STAR is a project most people are at least aware of. Sam Franklin’s enigmatic analog rituals have an unusual crossover appeal: though a lot of the praise I’ve heard has come from friends in the noise sphere, and the releases that haven’t been produced via in-house imprint I Am Elegant have come out on heavy-hitting labels like White Centipede and Hospital, the crowd for this show seemed more on the improv/sound art side of things. (It’s strange to even separate the two, but no one can deny they feel very separate in New York.) I’ve never seen him play and have only heard a few tapes, so I was unsure what to expect setup-wise, and yet I wasn’t surprised by the simplicity: a minimal array of two cassette players (one deck, one Walkman), a stomp controller, and a mixer. The ease with which Franklin operated the system gave the impression that he’s been working with it for some time. The set immediately settled into a freeform drift of overlapping loops and organic feedback, with milestones marked by the addition of a vocal mic and a small melodica. It started to meander once the latter came into the mix, but ended strong with a satisfying final rally cut off by a sudden killswitch flip.

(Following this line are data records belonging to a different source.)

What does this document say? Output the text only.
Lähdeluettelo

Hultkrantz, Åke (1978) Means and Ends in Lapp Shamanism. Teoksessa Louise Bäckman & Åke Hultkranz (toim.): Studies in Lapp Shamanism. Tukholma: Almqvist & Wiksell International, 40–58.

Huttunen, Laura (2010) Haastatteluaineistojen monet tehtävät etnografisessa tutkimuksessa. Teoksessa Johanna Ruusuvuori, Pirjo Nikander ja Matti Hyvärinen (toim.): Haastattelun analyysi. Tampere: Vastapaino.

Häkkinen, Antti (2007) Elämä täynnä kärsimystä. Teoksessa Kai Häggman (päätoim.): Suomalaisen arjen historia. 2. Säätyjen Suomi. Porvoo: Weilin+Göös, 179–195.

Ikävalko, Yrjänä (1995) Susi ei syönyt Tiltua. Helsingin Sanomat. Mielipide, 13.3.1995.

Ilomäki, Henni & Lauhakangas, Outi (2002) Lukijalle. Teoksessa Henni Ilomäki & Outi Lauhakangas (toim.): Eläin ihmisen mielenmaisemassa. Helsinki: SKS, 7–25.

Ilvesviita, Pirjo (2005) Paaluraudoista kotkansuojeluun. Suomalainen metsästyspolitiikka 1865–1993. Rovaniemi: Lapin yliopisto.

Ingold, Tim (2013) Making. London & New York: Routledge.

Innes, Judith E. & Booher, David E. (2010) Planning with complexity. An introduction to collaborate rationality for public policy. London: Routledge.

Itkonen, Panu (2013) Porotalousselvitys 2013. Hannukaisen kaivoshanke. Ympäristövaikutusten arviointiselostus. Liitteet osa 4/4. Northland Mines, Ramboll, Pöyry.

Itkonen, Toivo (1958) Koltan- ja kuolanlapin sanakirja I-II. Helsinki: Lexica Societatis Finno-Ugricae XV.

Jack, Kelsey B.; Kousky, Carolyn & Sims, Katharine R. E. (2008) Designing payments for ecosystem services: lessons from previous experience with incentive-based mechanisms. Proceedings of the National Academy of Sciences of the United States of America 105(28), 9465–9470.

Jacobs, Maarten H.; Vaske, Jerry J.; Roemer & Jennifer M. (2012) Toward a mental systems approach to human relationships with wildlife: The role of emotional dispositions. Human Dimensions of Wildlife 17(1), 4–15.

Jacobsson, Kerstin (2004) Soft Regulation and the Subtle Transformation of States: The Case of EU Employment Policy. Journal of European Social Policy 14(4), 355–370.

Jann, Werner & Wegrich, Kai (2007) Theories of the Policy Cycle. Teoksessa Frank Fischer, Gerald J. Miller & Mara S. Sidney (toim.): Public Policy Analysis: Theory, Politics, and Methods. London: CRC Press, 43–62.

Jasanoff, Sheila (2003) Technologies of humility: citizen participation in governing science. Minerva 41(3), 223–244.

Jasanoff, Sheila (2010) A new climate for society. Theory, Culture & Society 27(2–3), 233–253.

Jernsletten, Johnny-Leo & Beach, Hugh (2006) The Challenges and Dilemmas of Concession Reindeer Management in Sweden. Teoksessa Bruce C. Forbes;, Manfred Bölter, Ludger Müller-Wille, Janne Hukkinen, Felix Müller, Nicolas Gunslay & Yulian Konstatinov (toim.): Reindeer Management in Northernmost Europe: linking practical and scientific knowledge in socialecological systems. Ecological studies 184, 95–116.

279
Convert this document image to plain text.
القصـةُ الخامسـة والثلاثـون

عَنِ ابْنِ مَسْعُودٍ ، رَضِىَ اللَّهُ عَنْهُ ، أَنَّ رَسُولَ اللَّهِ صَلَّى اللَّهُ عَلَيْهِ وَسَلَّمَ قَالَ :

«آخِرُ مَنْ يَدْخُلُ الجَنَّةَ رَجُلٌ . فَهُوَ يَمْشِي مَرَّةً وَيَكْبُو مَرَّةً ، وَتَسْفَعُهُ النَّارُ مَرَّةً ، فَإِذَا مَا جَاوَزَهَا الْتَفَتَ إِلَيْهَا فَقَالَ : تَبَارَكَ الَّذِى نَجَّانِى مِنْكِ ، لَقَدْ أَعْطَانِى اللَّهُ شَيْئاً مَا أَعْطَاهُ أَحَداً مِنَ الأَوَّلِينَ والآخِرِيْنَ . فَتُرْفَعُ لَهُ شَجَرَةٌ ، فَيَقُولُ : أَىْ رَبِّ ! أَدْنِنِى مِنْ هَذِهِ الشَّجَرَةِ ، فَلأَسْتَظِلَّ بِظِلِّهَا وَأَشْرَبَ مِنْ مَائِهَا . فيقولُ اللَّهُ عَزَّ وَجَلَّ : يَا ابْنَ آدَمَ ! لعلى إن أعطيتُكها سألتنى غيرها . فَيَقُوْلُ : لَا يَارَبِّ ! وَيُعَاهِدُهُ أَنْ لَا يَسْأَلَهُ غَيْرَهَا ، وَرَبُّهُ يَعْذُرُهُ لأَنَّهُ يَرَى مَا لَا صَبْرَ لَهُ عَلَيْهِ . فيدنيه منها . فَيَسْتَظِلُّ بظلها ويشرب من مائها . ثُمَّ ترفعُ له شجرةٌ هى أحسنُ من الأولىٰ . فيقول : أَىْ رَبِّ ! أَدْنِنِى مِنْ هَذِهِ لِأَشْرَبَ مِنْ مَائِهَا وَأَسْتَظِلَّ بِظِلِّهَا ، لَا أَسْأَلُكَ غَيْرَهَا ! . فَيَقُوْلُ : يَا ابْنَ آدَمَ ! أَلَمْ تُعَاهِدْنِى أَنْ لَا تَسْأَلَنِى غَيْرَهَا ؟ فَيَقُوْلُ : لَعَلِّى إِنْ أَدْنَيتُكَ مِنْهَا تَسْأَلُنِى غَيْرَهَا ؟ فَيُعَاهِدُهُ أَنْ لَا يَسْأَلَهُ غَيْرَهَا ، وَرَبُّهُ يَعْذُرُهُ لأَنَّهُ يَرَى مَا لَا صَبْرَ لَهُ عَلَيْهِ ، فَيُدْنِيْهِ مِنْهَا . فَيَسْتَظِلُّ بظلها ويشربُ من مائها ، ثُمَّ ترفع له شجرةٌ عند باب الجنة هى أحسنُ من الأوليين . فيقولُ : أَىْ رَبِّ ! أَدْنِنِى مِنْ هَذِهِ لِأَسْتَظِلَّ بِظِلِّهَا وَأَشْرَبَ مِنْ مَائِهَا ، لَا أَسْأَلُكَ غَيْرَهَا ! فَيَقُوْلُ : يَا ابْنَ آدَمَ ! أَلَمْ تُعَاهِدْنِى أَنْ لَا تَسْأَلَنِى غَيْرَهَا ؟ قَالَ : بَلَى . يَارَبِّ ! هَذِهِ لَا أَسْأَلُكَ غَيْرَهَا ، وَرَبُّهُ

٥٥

KIERAN DALY, who’s on a mini-tour right now that will conclude with a set with frequent collaborator Sam Weinberg at Figure8 tomorrow, has been making some of the most interesting, and often baffling, improvised (etc.) music in recent years. His recent aptly paired splits with kindred spirits Luciano Maggiore and Ashcircle are great examples of his humbly radical approach. The familiar silhouette of an Epiphone SG set the tone for a memorable solo performance full of stuttering, stumbling monophony. I sometimes feel a bit gaslit by an audience’s stone-faced silence when confronted with some of the more ridiculous strains of experimental music—I was the only one laughing my ass off during the (excellent) RM Francis set—but that was thankfully not the case here. The comedic timing of Daly’s dissonant waddles was perfect, and he even cracked himself up a few times. Even putting aside the hilarity it was an enthralling combo of technicality and clumsiness, all of it intentional. The legacy of Derek Bailey is alive and well; there’s nothing so thrilling as being gathered around a single devotee of the guitar as they push the iconic instrument to its most absurd limits.